Gut microbiota mediate metabolic activity by digesting various dietary compounds and supplying micronutrients. On the other hand, dietary compounds also influence the growth and metabolic activity of gut microbiota and therefore have potential health effects (Farag et al., 2020).

Clear separations between the Normal and Control groups are showed in Figures 7A,B. This implies that treatment with the toxin CCl₄ changes the normal gut microbiota metabolites in mice. There was also some changes in PCA plots between Control and HFVPs group, reflecting HFVPs had effects on gut microbiota metabolites in liver injury mice. In total, 1,793 metabolites were detected and the heatmaps show they are independent and unique in the metabolome dimensions (Figures 7C,D). Between the Normal and Control groups, 182 metabolites were upregulated and 412 were downregulated. In the HFVPs and Control groups, 106 metabolites were upregulated and 212 were downregulated. Supplementary Table 1 gives further information on the 318 metabolites that changed significantly in the HFVPs group compared with the Control group.

The KEGG database was employed to analyze the top 20 enriched pathways related to the significantly different metabolic changes between the Control and HFVPs groups, giving the results shown in Figure 8. As can be seen, the most enriched pathways include those related to steroid hormone biosynthesis, tryptophan metabolism, cancer pathways, xenobiotics metabolism by cytochrome P450, aldosterone synthesis and secretion, and insulin resistance.

The induction of fatty acid biosynthesis and transportation leads to intrahepatic lipid accumulation, which contributes to the development of nonalcoholic fatty liver disease (Buzzetti et al., 2016). Myristic acid (Com_17487_neg) and stearic acid (Com_38_neg) are saturated fatty acids that are enriched in the fatty acid biosynthesis pathway. These are downregulated in the HFVPs group, which helps improve liver function. Xanthurenic acid (Com_11899_pos), indole (Com_1868_pos), and kynurenic acid (Com_5832_neg) are tryptophan-derived bacterial metabolites enriched in the tryptophan metabolism pathway. It has been found that indole, and other tryptophan-derived bacterial metabolites, attenuate the expression of pro-inflammatory cytokines in macrophages and also modulate the inflammatory response in hepatocytes (Krishnan et al., 2018). The downregulation of xanthurenic acid (Com_11899_pos), indole (Com_1868_pos), L-Tryptophan (Com_185_pos), and kynurenic acid (Com_5832_neg) in the HFVPs group may result from the more consumption for anti-inflammatory effect, such as inhibition release of IL-6, IL-1β, and TNF-α in liver.

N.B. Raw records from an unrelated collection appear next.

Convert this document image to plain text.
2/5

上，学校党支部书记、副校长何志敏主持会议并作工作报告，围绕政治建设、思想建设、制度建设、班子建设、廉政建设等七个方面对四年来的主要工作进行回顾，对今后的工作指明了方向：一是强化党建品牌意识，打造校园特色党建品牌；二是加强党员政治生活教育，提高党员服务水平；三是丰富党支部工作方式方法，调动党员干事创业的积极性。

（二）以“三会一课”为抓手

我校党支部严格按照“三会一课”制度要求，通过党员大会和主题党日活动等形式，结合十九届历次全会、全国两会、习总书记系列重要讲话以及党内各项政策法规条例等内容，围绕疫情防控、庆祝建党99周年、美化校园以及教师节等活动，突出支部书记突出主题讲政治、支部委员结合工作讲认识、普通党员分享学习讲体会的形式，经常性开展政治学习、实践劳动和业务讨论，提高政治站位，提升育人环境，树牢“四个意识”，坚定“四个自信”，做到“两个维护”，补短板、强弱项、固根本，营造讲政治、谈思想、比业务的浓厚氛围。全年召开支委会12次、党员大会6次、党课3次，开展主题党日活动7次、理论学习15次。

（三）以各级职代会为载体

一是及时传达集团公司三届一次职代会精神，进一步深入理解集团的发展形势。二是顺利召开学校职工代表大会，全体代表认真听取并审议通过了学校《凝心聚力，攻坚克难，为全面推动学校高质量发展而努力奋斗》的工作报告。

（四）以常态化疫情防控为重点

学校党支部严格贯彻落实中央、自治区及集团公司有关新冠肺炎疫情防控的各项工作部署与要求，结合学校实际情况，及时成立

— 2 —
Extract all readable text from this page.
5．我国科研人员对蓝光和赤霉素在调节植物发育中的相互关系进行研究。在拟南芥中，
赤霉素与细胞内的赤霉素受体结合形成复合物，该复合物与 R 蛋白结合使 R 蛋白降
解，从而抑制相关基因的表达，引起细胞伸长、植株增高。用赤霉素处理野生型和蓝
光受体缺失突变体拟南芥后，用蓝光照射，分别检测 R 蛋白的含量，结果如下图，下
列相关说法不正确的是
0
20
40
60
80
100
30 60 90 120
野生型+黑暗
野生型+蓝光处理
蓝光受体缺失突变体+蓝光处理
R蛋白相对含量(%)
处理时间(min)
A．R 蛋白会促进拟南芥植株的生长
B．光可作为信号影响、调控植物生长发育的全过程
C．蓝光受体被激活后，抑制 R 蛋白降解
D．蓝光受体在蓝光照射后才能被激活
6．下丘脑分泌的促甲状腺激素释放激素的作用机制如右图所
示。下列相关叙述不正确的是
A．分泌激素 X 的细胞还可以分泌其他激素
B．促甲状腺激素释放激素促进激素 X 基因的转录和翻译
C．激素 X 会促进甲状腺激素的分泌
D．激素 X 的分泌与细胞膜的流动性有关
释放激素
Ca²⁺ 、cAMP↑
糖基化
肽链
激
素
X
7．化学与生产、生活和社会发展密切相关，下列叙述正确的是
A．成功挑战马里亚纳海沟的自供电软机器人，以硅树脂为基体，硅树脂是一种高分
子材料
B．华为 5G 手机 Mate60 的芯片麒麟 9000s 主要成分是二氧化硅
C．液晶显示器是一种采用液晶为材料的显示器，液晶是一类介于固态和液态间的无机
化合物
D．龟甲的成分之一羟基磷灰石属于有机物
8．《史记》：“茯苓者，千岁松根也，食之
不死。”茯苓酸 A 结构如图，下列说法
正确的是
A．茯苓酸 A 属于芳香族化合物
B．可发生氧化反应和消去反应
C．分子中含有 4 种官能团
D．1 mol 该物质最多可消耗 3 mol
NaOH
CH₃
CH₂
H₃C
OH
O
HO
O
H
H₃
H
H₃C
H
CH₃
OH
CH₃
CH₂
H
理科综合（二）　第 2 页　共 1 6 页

The metabolites aflatoxin M1 (Com_14447_pos) and aflatoxin B1 (Com_23988_pos) that are enriched in the metabolism of xenobiotics by cytochrome P450 pathway are downregulated in the HFVPs group. As the CCl₄ is biotransformed to ROS via the hepatic cytochrome P450 system, the lower level of the metabolism of xenobiotics by cytochrome P450 pathway may contribute to the hepatoprotective effect of the FVPs (Qi et al., 2014).

Overall, the bacterial metabolites in the HFVPs group might protect the liver from the effects of CCl₄ intoxication via the fatty acid biosynthesis, tryptophan metabolism, and xenobiotic metabolism by cytochrome P450 pathways, etc.